DTrace on Linux?

I’ve been meaning to write a post about DTrace, and Tim Bray’s tweet finally got me moving. It looks like some people are trying to make DTrace a topic for this year’s Linux Kernel Summit. I hope they succeed. I also hope that those folks pushing for user level tracing have their voices heard. I was amused to read one of the messages which claimed that DTrace is:

DTrace is more a piece of sun marketing coolaid which they use to beat us up at every opportunity.

My experience at Sun thus far is that people generally don’t really appreciate the benefits of DTrace. It stems from a view that I also saw in the LKS threads, which is that DTrace (and tools like Systemtap) is a tool for system administrators, because it reports on activity on the kernel. That’s not how I look at it. DTrace is a tool for dealing with full system stack problems, which initially manifest themselves as operating system level problems. The fact that DTrace can trace user land code as well as kernel code is what makes it so important, especially to people building and running web applications.

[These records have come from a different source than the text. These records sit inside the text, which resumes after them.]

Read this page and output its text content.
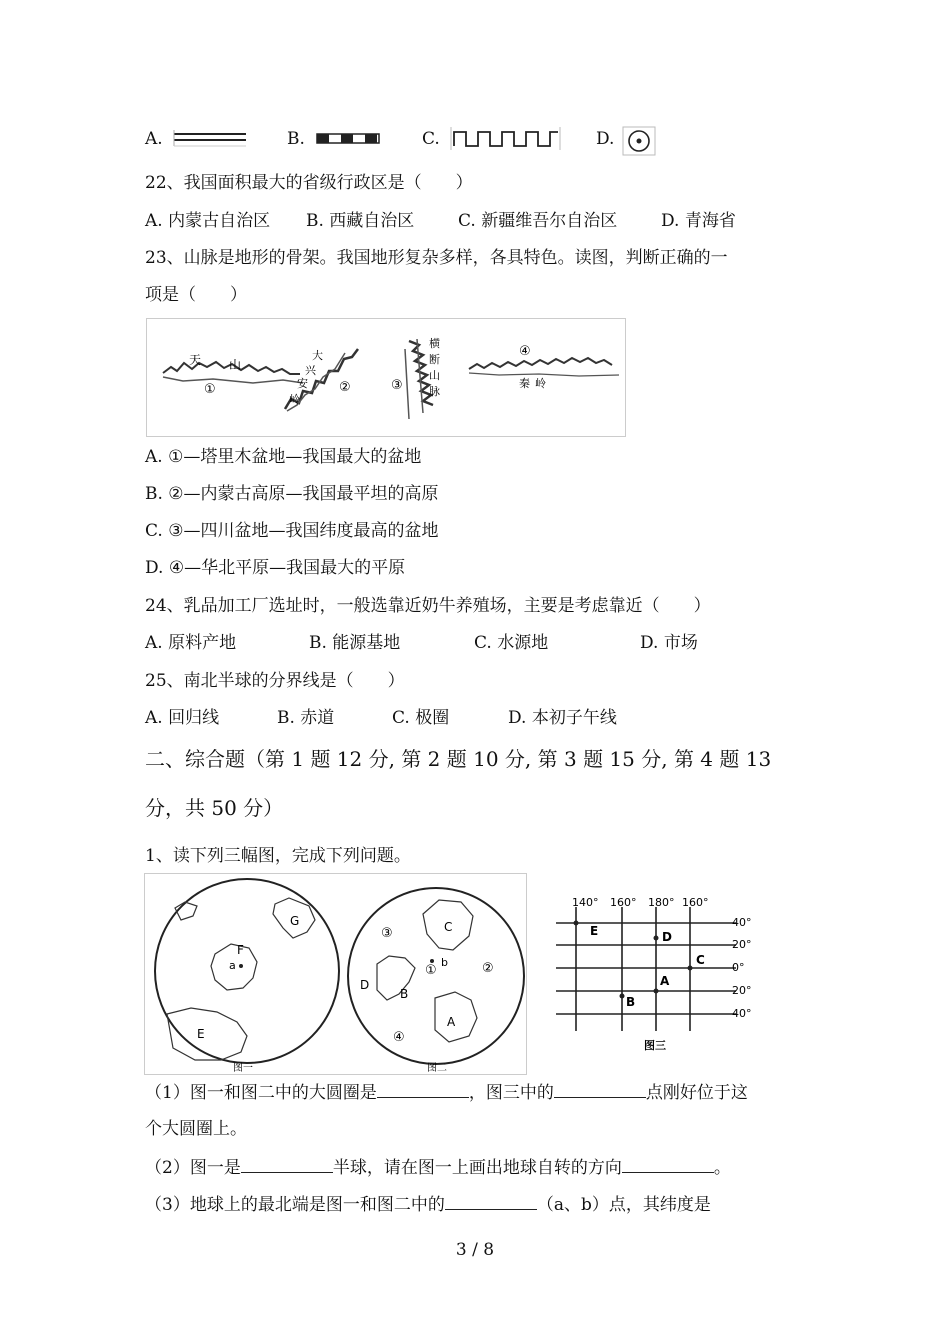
A.	B.	C.	D.
22、我国面积最大的省级行政区是（　　）
A. 内蒙古自治区 B. 西藏自治区	C. 新疆维吾尔自治区	D. 青海省
23、山脉是地形的骨架。我国地形复杂多样，各具特色。读图，判断正确的一
项是（　　）
天 山
①
大
兴
安
岭
②
横
断
山
脉
③
④
秦 岭
A. ①—塔里木盆地—我国最大的盆地
B. ②—内蒙古高原—我国最平坦的高原
C. ③—四川盆地—我国纬度最高的盆地
D. ④—华北平原—我国最大的平原
24、乳品加工厂选址时，一般选靠近奶牛养殖场，主要是考虑靠近（　　）
A. 原料产地	B. 能源基地	C. 水源地	D. 市场
25、南北半球的分界线是（　　）
A. 回归线	B. 赤道	C. 极圈	D. 本初子午线
二、综合题（第 1 题 12 分, 第 2 题 10 分, 第 3 题 15 分, 第 4 题 13
分，共 50 分）
1、读下列三幅图，完成下列问题。
F
a
G
E
图一
C
b
D
B
A
①	②
③
④
图二
140° 160° 180° 160°
40°
20°
0°
20°
40°
E	D
C
A
B
图三
（1）图一和图二中的大圆圈是	，图三中的	点刚好位于这
个大圆圈上。
（2）图一是	半球，请在图一上画出地球自转的方向	。
（3）地球上的最北端是图一和图二中的	（a、b）点，其纬度是
3 / 8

Because of all the moving parts in a complicated web application (think relational database, memcached or other caching layers, programming language runtime, etc), it can be hard to debug a web application that has gone awry in production. Worse, sometimes the problems only appear in production. Tools which cut across several layers of the system are very important, and DTrace provides this capability, if all the layers have probes installed. When a web application goes wrong in production, you see it at the operating system level – high usage of various system resources. That’s where you start looking, but you will probably end up somewhere else (unless you are ace at exercising kernel bugs). Perhaps a bad SQL query or perhaps a bad piece of code in part of the application. A tool that can help connect the dots between operating system level resource problems and application level code is a vital tool. That’s where the value is.

One of the cooler features of DTrace is that you can register a user level stack helper (a ustack helper), which can translate the stack in a provider specific manner. One cool example of this is the ustack helper that John Levon wrote for Python, which annotates the stack with source level information about the Python file(s) being traced. On an appropriately probed system, this would mean that you could trace the Python code of a Django application, memcached, and your relational database (PostgreSQL and soon MySQL). That would be very handy.

I’d love to see DTrace on Linux, because I have it on OS X and it’s in OpenSolaris and FreeBSD, but I’d also be happy to see SystemTap get to the point where it could do the same job.

5 thoughts on “DTrace on Linux?

  1. Pingback: Interstellar Medium: the Free Software carnival » Free Software Carnival: 28 June – 4 July

  2. hpavc

    dtrace is quite amazing, lack of it on linux is a definate downside along with lack of zfs. beyond that (and end to end hardware) i am not getting much out of solaris/sun.

    the problems solved by dtrace have been many though.